At the same time, Andrew Norman, PhD, and W. James Ball, PhD, are collaborating on research into a potential immunotherapy for cocaine addiction. Norman recently was awarded $2.5 million over five years from the National Institute on Drug Abuse (NIDA) to support that work.
"There are currently no Food and Drug Administration-approved therapies for cocaine addiction,” says Somoza, a professor in the department of psychiatry and behavioral neuroscience. The phase 2 trial under way in Cincinnati and elsewhere is testing the efficacy of TA–CD (Therapy for Addiction–Cocaine Dependence), whose patent is owned by the international private equity firm Celtic Parma.
Somoza notes that traditional immunotherapy targets involve complex molecules considered foreign by the body’s immune system, which develops specific antibodies against them. Cocaine is a simple molecule, and can only trigger the immune system by attaching to a complex molecule. When this happens, the immune system produces antibodies against cocaine just as it does when viral or bacterial proteins that enter the body.
As a result, when vaccinated patients use cocaine and its molecules reach the bloodstream, they are immediately sequestered by the antibodies—which hold on tightly to them, thus preventing them from entering the brain where they produce their deleterious effects.
"Addiction is dependent on how quickly the substance gets to the brain,” Somoza says. "So by slowing down or stopping the process, it would be possible to decrease the pleasurable effect individuals get from cocaine.”

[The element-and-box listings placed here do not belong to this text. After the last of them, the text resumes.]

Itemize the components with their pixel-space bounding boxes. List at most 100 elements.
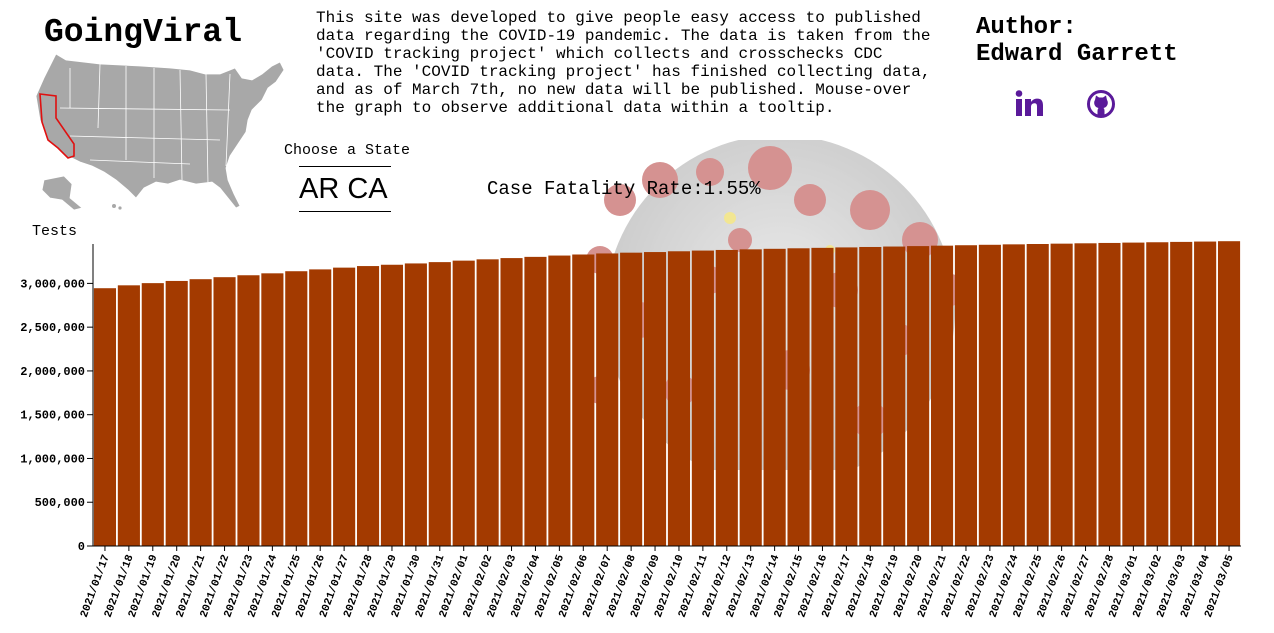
state-picker-label: Choose a State bbox=[284, 142, 411, 159]
bar[interactable] bbox=[1074, 243, 1097, 547]
x-tick-label: 2021/02/02 bbox=[462, 553, 496, 619]
bar[interactable] bbox=[189, 279, 212, 546]
author-name: Edward Garrett bbox=[976, 41, 1178, 68]
bar[interactable] bbox=[500, 258, 523, 546]
x-tick-label: 2021/02/04 bbox=[509, 553, 543, 620]
linkedin-icon[interactable] bbox=[1013, 88, 1045, 120]
bar[interactable] bbox=[643, 252, 667, 547]
bar[interactable] bbox=[1170, 241, 1193, 546]
y-tick-label: 500,000 bbox=[35, 496, 85, 510]
contiguous-us-map[interactable] bbox=[35, 53, 285, 209]
bar[interactable] bbox=[859, 246, 882, 547]
bar[interactable] bbox=[237, 275, 260, 546]
x-tick-label: 2021/02/01 bbox=[438, 553, 472, 620]
bar[interactable] bbox=[1122, 242, 1145, 546]
y-tick-label: 3,000,000 bbox=[20, 277, 85, 291]
x-tick-label: 2021/01/31 bbox=[414, 553, 448, 620]
bar[interactable] bbox=[285, 271, 308, 546]
y-tick-label: 1,500,000 bbox=[20, 409, 85, 423]
state-options[interactable]: AR CA bbox=[299, 173, 388, 205]
us-state-map[interactable] bbox=[30, 48, 292, 214]
x-tick-label: 2021/02/15 bbox=[772, 553, 806, 620]
x-tick-label: 2021/03/03 bbox=[1155, 553, 1189, 620]
bar[interactable] bbox=[213, 277, 236, 546]
x-tick-label: 2021/01/26 bbox=[294, 553, 328, 619]
bar[interactable] bbox=[1050, 243, 1073, 546]
x-tick-label: 2021/01/22 bbox=[198, 553, 232, 619]
bar[interactable] bbox=[763, 248, 786, 546]
bar[interactable] bbox=[1146, 242, 1169, 546]
bar[interactable] bbox=[404, 263, 427, 546]
x-tick-label: 2021/02/08 bbox=[605, 553, 639, 620]
bar[interactable] bbox=[883, 246, 906, 547]
bar[interactable] bbox=[572, 254, 595, 547]
bar[interactable] bbox=[620, 252, 643, 547]
alaska-map[interactable] bbox=[41, 175, 83, 211]
bar[interactable] bbox=[1002, 244, 1025, 546]
bar[interactable] bbox=[548, 255, 571, 547]
x-tick-label: 2021/02/28 bbox=[1083, 553, 1117, 620]
bar[interactable] bbox=[356, 266, 380, 546]
y-tick-label: 2,500,000 bbox=[20, 321, 85, 335]
bar[interactable] bbox=[667, 251, 691, 546]
x-tick-label: 2021/02/06 bbox=[557, 553, 591, 619]
x-tick-label: 2021/01/23 bbox=[222, 553, 256, 620]
x-tick-label: 2021/02/24 bbox=[988, 553, 1022, 620]
x-tick-label: 2021/02/05 bbox=[533, 553, 567, 620]
bar[interactable] bbox=[1098, 242, 1121, 546]
bar[interactable] bbox=[787, 248, 810, 547]
bar[interactable] bbox=[954, 245, 978, 547]
y-axis-label: Tests bbox=[32, 223, 77, 240]
x-tick-label: 2021/01/24 bbox=[246, 553, 280, 620]
x-tick-label: 2021/02/26 bbox=[1036, 553, 1070, 619]
bar[interactable] bbox=[380, 264, 404, 546]
bar[interactable] bbox=[93, 288, 117, 546]
bar[interactable] bbox=[596, 253, 619, 546]
x-tick-label: 2021/02/23 bbox=[964, 553, 998, 620]
bar[interactable] bbox=[117, 285, 140, 546]
bar[interactable] bbox=[476, 259, 499, 546]
bar[interactable] bbox=[1026, 244, 1049, 546]
bar[interactable] bbox=[978, 244, 1001, 547]
state-select[interactable]: AR CA bbox=[299, 166, 391, 212]
cfr-label: Case Fatality Rate: bbox=[487, 178, 704, 200]
author-block: Author: Edward Garrett bbox=[976, 14, 1178, 68]
bar[interactable] bbox=[333, 267, 356, 546]
x-tick-label: 2021/02/27 bbox=[1059, 553, 1093, 619]
bar[interactable] bbox=[811, 247, 834, 546]
x-tick-label: 2021/02/09 bbox=[629, 553, 663, 619]
y-tick-label: 0 bbox=[78, 540, 85, 554]
x-tick-label: 2021/02/16 bbox=[796, 553, 830, 619]
y-tick-label: 2,000,000 bbox=[20, 365, 85, 379]
x-tick-label: 2021/01/29 bbox=[366, 553, 400, 619]
x-tick-label: 2021/01/28 bbox=[342, 553, 376, 620]
x-tick-label: 2021/02/19 bbox=[868, 553, 902, 619]
bar[interactable] bbox=[715, 249, 738, 546]
bar[interactable] bbox=[261, 273, 284, 546]
x-tick-label: 2021/03/05 bbox=[1203, 553, 1237, 620]
bar[interactable] bbox=[524, 256, 547, 546]
x-tick-label: 2021/03/04 bbox=[1179, 553, 1213, 620]
bar[interactable] bbox=[907, 246, 930, 546]
bar[interactable] bbox=[165, 280, 188, 546]
california-highlight[interactable] bbox=[39, 93, 75, 159]
x-tick-label: 2021/02/14 bbox=[749, 553, 783, 620]
bar[interactable] bbox=[691, 250, 714, 546]
bar[interactable] bbox=[1194, 241, 1217, 547]
github-icon[interactable] bbox=[1085, 88, 1117, 120]
x-tick-label: 2021/03/02 bbox=[1131, 553, 1165, 619]
x-tick-label: 2021/02/12 bbox=[701, 553, 735, 619]
bar[interactable] bbox=[1217, 241, 1241, 546]
x-tick-label: 2021/02/07 bbox=[581, 553, 615, 619]
bar[interactable] bbox=[428, 262, 451, 546]
x-tick-label: 2021/02/13 bbox=[725, 553, 759, 620]
case-fatality-rate: Case Fatality Rate:1.55% bbox=[487, 178, 761, 200]
bar[interactable] bbox=[309, 269, 332, 546]
bar[interactable] bbox=[930, 245, 954, 546]
bar[interactable] bbox=[739, 249, 762, 546]
x-tick-label: 2021/03/01 bbox=[1107, 553, 1141, 620]
bar[interactable] bbox=[835, 247, 858, 546]
bar[interactable] bbox=[452, 260, 475, 546]
bar[interactable] bbox=[141, 283, 164, 546]
site-description: This site was developed to give people e… bbox=[316, 9, 931, 117]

Norman, a professor in the psychiatry and behavioral neuroscience department, was one of four winners of the NIDA’s first Translational Avant-Garde Awards for Innovative Medication Development Research. Award winners receive $500,000 per year for five years to support their research.
Norman and Ball, a professor in the department of pharmacology and cell biophysics department, are working on the development of a human monoclonal antibody (an antibody derived from a single cell for use against a specific target) against cocaine. Such an antibody, when injected into the bloodstream, would attach to cocaine, preventing it from entering the brain and thereby limiting its behavioral effects.
This humanized monoclonal antibody has previously been shown by Norman and Ball to reduce cocaine’s effects in an animal model of relapse. Such an immunotherapy, by directly injecting the antibody, would therefore not rely on having the immune system develop antibodies against cocaine.
The research teams stay in touch with each other, and Somoza notes that the differing treatments have the potential to be synergistic.